Many saw Nyerere has a man who did not help his country but a man interested in only his own power. History will have to be the judge for his tenure. What we need to focus on is the concept of how we are all part of the family of man and how our dependence and livelihood depends on each other. American writer of African descent Alex Haley often spoke of how the family is both our connection to the past and our hope for the future.
Henry David Thoreau is a well-known American writer who lived for two years in a cabin at Walden’s Pond in a semi-isolation state. He explained: ““I went to the woods because I wished to live deliberately, to front only the essential facts of life, and see if I could not learn what it had to teach, and not, when I came to die, discover that I had not lived.” He documented his time in his book “Walden” and his last words are similar to the concept of Ujamaa. His final words of the book are one final homily of sorts about the potential of man and mankind and it concludes with encouraging the reader to “meet” one’s life and life it to the fullest.
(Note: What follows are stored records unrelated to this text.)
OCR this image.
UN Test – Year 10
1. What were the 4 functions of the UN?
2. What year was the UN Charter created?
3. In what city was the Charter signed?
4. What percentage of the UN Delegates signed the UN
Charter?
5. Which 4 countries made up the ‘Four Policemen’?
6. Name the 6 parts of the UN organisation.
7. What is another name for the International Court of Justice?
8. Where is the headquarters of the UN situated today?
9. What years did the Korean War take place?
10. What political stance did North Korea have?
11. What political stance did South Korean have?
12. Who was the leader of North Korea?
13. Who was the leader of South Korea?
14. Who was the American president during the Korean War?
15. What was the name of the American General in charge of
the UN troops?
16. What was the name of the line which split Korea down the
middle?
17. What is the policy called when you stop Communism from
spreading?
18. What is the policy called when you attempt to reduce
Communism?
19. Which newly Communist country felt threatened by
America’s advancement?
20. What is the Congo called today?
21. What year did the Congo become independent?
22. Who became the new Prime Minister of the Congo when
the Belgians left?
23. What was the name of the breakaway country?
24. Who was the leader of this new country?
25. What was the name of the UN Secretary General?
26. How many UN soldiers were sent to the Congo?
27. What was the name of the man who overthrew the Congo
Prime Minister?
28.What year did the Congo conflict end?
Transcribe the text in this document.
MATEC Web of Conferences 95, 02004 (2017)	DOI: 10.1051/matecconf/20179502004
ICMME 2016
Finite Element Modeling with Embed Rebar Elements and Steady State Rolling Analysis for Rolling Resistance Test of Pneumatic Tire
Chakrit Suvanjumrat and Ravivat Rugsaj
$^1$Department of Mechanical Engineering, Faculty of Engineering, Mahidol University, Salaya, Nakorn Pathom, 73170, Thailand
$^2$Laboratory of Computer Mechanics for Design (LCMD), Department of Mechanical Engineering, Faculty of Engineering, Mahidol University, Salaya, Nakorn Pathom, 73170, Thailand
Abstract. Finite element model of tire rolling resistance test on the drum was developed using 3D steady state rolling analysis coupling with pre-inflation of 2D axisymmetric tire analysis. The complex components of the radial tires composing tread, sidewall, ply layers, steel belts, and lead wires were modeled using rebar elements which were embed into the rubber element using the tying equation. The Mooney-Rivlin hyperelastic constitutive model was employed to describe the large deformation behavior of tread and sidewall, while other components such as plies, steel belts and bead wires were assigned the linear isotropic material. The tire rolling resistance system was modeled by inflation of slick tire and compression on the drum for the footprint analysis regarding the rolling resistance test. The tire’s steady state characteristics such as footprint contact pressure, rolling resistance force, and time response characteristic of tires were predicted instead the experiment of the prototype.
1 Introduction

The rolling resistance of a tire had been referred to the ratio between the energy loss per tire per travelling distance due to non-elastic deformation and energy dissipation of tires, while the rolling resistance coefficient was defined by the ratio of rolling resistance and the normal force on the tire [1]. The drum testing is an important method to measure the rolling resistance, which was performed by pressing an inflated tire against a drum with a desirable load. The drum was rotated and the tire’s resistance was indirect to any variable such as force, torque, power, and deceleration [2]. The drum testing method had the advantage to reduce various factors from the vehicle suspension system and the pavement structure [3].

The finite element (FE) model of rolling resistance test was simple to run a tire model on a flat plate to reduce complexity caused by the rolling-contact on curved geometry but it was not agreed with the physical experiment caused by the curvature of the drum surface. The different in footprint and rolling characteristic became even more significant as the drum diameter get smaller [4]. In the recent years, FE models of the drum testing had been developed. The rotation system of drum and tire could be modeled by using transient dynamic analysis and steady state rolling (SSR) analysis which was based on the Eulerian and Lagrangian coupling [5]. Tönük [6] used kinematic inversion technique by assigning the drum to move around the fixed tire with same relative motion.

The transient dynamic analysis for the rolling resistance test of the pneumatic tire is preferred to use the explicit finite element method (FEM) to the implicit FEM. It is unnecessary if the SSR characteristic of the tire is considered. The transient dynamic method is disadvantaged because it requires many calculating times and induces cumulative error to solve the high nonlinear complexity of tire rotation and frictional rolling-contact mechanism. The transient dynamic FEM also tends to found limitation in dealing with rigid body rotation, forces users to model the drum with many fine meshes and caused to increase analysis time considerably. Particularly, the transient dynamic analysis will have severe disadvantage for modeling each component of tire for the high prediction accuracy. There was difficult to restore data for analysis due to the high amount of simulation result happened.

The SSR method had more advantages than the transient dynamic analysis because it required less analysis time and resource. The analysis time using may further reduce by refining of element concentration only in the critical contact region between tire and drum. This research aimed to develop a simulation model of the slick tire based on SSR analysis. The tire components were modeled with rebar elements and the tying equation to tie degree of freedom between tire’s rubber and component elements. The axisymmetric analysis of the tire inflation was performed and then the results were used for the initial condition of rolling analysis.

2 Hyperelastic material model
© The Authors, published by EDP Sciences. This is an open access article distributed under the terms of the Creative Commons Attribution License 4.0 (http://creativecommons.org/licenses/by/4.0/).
Some of us know our family while others may not. As the world has gotten smaller, the distances between some families have grown greater. Family is not just those with whom you are blood-related, though. Family is the group with whom you catch the ferry or ride the subway or shop at the same markets. Family can be your neighbors, your coworkers, or your countrymen. As John Donne penned, “No man is an island.” We all live on this planet together and our actions affect each other. If one of us is to fly, another one of us must be the wind to enable it.